No Iraque, "um dos maiores desafios dos direitos humanos continua sendo a detenção de milhares de pessoas sem processo", afirmou o secretário-geral, Kofi Annan, em um relatório ao Conselho de Segurança da entidade, que reúne 15 países.
De acordo com o Ministério da Justiça do Iraque, havia cerca de 10.000 prisioneiros em abril, "6.000 dos quais sob custódia da Força Multinacional" comandada pelos EUA, disse Annan.
- Apesar da libertação de alguns detidos, o número continua subindo.

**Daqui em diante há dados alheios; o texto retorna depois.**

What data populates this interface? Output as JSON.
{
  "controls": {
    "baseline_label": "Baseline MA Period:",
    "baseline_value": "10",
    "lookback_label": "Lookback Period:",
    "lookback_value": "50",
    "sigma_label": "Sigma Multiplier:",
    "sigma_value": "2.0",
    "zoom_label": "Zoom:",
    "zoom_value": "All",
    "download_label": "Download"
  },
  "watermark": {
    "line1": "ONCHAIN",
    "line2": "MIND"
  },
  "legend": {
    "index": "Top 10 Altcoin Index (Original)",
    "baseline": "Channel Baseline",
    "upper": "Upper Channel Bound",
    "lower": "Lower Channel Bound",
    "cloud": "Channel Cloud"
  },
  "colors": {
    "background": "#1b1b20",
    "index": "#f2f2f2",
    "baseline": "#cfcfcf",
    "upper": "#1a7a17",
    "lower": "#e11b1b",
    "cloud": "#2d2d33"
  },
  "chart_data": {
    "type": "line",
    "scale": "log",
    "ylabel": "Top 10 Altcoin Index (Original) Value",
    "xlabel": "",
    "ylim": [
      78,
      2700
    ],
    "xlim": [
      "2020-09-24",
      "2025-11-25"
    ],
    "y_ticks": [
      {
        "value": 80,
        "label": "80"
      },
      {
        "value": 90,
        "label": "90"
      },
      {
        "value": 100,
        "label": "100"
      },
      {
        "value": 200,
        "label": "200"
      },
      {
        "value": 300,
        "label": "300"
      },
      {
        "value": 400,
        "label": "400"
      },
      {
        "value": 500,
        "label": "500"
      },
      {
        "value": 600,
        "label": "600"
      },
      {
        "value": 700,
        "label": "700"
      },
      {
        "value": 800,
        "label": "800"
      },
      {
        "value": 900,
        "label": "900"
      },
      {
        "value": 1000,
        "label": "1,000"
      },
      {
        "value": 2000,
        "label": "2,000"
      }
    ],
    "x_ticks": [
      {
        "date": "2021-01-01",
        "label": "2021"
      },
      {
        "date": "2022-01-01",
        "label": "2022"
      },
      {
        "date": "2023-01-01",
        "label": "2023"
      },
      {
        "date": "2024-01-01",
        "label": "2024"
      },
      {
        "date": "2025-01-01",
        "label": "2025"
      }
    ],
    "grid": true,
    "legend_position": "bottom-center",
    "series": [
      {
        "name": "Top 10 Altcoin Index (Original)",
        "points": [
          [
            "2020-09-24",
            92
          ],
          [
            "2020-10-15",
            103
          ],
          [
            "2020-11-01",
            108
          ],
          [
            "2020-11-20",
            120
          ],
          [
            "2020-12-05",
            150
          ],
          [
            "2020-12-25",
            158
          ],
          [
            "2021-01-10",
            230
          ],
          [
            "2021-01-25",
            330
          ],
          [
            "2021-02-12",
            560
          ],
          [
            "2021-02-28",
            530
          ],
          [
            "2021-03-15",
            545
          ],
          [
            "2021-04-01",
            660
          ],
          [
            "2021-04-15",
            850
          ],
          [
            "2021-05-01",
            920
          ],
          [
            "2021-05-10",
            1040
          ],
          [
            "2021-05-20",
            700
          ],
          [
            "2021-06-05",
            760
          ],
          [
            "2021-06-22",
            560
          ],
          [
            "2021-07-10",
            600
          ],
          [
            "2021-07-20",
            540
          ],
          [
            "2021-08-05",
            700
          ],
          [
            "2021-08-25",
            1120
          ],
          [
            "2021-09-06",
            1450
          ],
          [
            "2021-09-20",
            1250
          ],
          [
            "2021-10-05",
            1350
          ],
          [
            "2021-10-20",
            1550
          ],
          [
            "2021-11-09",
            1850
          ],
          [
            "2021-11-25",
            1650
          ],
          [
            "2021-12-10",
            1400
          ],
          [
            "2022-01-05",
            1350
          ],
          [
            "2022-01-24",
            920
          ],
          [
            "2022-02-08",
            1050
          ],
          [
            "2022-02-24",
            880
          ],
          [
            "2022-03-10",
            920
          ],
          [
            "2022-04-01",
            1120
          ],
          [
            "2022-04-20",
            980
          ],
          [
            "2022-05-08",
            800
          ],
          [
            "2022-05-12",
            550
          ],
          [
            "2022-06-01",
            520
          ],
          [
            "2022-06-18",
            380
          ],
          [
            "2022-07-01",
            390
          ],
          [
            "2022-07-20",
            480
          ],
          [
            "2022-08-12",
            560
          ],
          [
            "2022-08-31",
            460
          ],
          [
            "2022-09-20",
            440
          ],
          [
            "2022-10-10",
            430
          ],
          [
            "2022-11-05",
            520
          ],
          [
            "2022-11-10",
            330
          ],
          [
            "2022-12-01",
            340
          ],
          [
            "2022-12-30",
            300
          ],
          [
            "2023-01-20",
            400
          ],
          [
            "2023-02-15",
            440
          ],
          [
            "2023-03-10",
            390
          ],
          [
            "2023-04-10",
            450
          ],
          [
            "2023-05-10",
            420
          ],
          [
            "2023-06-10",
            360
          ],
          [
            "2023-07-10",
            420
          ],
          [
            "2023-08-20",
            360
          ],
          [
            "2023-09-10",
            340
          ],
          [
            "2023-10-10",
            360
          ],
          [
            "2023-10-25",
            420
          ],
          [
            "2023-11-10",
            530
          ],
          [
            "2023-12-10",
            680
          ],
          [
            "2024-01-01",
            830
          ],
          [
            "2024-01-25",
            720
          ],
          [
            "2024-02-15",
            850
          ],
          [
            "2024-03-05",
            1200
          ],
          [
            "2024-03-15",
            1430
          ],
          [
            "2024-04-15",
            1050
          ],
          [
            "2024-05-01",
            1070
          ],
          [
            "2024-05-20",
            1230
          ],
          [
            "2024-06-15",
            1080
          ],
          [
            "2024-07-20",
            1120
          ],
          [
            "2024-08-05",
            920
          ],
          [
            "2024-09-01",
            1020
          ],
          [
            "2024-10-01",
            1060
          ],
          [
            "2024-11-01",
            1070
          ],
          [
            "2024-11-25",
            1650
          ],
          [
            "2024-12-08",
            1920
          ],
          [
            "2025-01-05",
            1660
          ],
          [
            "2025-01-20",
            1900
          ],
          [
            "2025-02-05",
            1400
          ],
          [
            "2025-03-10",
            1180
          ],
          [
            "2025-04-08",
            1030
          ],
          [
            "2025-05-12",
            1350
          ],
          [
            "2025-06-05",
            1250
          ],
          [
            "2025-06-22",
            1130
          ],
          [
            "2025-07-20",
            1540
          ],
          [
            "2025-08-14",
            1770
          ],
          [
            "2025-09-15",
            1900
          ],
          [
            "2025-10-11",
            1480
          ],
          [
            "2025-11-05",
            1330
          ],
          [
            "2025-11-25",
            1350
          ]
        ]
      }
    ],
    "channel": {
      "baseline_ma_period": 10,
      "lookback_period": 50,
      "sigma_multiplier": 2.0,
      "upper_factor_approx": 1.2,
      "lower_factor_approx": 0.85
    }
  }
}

A detenção prolongada sem acesso a advogados e cortes é proibida sob a lei internacional, incluindo durante estados de emergência - alertou o relatório.
Uma resolução do Conselho de Segurança adotada um ano atrás encerrando a ocupação do Iraque liderada pelos EUA permitiu que militares norte-americanos mantivessem prisioneiros, mesmo depois da entrega de poder aos iraquianos, em junho de 2004 - o que é uma aparente contradição das convenções de Genebra.
Na época da transferência do poder, os EUA tinham mais de 8.000 prisioneiros "de segurança e criminosos", incluindo no famoso centro de detenção de Abu Ghraib, onde fotos tiradas por soldados norte-americanos documentaram abusos.
A Anistia Internacional citou no mês passado Abu Ghraib e o centro de detenção em Guantánamo (Cuba) como evidências de que Washington desrespeita o regime da lei e os direitos humanos. O presidente George W. Bush disse que a acusação é um "absurdo".